I’ve also put these on my sample board for this exercise mixed with Gesso which made them clump even more and they will build up in height.
I first tried this to make a sign – I was trying to stop the surface looking like the wood sheet that it was and more like metal. I painted sawdust in with the black paint before spraying silver and the effect was very good – the sign took on an appearance like it was pitted and uneven, perhaps like beaten metal might look.
On my sample board, it behaved the same. It looks a little like wood-chip wallpaper. The bumps are smoother than black sand and it would certainly work well on scenic models to create a natural soil or even grass surface, depending on colour finish.
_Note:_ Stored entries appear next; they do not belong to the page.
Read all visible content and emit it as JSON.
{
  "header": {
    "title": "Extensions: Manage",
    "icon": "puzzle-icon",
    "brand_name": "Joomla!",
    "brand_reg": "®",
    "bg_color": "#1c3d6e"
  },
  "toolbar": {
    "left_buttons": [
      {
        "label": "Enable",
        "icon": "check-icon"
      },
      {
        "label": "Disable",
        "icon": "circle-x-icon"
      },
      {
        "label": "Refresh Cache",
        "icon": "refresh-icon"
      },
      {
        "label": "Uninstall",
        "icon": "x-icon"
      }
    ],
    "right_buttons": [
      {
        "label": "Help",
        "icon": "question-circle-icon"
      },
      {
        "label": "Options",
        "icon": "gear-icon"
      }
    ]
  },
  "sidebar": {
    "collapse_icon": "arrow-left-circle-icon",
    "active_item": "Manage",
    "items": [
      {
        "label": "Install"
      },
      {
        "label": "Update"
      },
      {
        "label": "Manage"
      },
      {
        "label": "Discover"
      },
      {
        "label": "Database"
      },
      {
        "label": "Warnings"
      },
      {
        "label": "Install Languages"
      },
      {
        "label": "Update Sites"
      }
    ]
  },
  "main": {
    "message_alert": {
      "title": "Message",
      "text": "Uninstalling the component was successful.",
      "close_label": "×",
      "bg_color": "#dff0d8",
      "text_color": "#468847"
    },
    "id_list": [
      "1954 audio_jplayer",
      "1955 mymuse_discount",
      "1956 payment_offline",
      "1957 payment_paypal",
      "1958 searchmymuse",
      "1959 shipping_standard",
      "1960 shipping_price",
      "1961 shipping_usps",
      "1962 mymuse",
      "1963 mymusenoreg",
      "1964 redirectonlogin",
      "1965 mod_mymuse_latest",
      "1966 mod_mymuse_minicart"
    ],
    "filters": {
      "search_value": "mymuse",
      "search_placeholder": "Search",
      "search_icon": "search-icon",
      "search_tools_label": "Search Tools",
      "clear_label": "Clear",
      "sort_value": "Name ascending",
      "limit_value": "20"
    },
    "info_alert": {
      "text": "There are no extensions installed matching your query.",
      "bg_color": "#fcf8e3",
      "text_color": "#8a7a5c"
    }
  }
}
This is a cheap, common material which is used all over the place in make-up, for example, but when mixed in with gesso produces excellent results. The mixture is sculptable and builds up in clumps, and can be shaped more as it dries.
This seems a lot like Fuller’s Earth but behaves differently, not making much of a roughness. It seems to add bulk to an area but also allows the properties of the gesso to come through rather than turning into another kind of paste. It also turns the mixture into a pale beige colour.
This is bedding for horses or small animals and looks a little like coarse saw-dust. It’s highly absorbent but when mixed with gesso produces a bold build-up of straw-like shapes but in miniature.
Since it was handy I tried painting with gesso and hay. This was quite unmanagable but I think it might work well on a larger scale… pouring the paint over the hay and pressing it down with a broom perhaps!
Still it does work, I just didn’t make a big area of it so the effect is hard to judge.